Tuesday, April 23, 2013

Day 161

          My life has been a blur recently. I'm not living up to my own expectations. I think I'm done with expectations. It's good to have hopes and dreams, but I expect far too much of myself. I have done incredible things in my life time. I'm not a super hero or a demigod. I am, however, full of magic and mystery.  I think our society's obsession with perfection, and super heroes with inhuman powers all stem from the same feelings of inadequacy, nothing more. We are beautiful just the way we are, in every aspect that we are. Those feelings of inadequacy form darkness within us where there was originally none. Look at our school system, we test memorization, not application. Students can cheat in school, but you cannot really cheat in real life; you can Google just about anything you don't know and your employer likes that you take initiative to learn something you didn't originally  There is something terribly wrong with our school systems and it is a reflection of what is wrong with our society.
          I am taking back my expectations.
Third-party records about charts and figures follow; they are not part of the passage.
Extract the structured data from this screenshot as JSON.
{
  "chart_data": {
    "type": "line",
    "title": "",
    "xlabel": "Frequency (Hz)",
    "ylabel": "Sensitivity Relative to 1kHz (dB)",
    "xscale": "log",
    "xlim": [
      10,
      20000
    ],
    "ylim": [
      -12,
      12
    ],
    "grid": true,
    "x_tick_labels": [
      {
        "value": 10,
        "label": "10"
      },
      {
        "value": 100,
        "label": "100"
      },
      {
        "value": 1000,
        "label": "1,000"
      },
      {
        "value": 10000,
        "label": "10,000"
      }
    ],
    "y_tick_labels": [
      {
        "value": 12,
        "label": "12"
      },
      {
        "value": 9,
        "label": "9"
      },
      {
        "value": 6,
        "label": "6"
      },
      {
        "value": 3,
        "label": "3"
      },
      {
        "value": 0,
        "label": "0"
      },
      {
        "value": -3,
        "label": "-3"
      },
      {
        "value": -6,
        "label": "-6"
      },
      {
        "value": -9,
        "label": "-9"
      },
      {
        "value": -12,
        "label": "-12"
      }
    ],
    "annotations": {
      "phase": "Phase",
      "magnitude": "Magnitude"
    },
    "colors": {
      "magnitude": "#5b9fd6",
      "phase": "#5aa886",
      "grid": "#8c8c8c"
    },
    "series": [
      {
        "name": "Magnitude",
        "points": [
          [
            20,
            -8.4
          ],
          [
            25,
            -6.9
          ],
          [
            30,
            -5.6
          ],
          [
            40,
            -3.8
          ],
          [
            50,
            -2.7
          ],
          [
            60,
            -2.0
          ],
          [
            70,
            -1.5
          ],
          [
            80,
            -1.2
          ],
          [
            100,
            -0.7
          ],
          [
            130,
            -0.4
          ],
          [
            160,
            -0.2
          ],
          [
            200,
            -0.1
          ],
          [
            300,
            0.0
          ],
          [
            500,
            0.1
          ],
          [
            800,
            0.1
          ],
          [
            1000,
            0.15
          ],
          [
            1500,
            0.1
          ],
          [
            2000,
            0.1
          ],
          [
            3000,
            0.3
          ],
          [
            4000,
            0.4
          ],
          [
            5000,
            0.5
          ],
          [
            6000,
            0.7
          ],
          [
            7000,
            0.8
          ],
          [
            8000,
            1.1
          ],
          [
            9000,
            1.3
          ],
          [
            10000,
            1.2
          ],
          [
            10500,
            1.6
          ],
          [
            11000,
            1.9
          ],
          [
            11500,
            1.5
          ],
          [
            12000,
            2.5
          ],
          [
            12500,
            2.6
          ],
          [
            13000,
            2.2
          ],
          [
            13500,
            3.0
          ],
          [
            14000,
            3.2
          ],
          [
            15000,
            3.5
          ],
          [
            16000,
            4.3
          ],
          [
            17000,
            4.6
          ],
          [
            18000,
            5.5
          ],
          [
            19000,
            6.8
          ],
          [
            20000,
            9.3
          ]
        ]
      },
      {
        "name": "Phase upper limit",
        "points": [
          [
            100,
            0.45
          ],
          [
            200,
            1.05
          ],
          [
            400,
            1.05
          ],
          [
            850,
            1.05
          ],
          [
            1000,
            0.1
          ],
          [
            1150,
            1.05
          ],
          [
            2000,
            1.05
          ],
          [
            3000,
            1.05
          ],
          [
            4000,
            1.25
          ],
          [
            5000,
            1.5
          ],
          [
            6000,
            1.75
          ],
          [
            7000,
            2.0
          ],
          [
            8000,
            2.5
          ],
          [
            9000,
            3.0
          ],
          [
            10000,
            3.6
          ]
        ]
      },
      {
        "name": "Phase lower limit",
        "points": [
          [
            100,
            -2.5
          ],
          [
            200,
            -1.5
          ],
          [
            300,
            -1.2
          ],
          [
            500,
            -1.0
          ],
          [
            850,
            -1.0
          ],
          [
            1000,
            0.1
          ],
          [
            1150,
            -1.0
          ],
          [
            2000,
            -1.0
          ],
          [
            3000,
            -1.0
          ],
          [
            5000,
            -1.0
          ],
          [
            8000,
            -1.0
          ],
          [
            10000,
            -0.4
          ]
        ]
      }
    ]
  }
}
I refuse to live my life in accordance with others. I have a good heart, and when there isn't any pressure to be perfect, I flourish. So, why should I constantly suffer through feelings of inadequacy because I'm an not what others want? I will decide what I want, what is best for me, and how the hell to live my life. Anything else would be makings of unhappiness.

Lesson:

Do not live your life in accordance with others' expectations.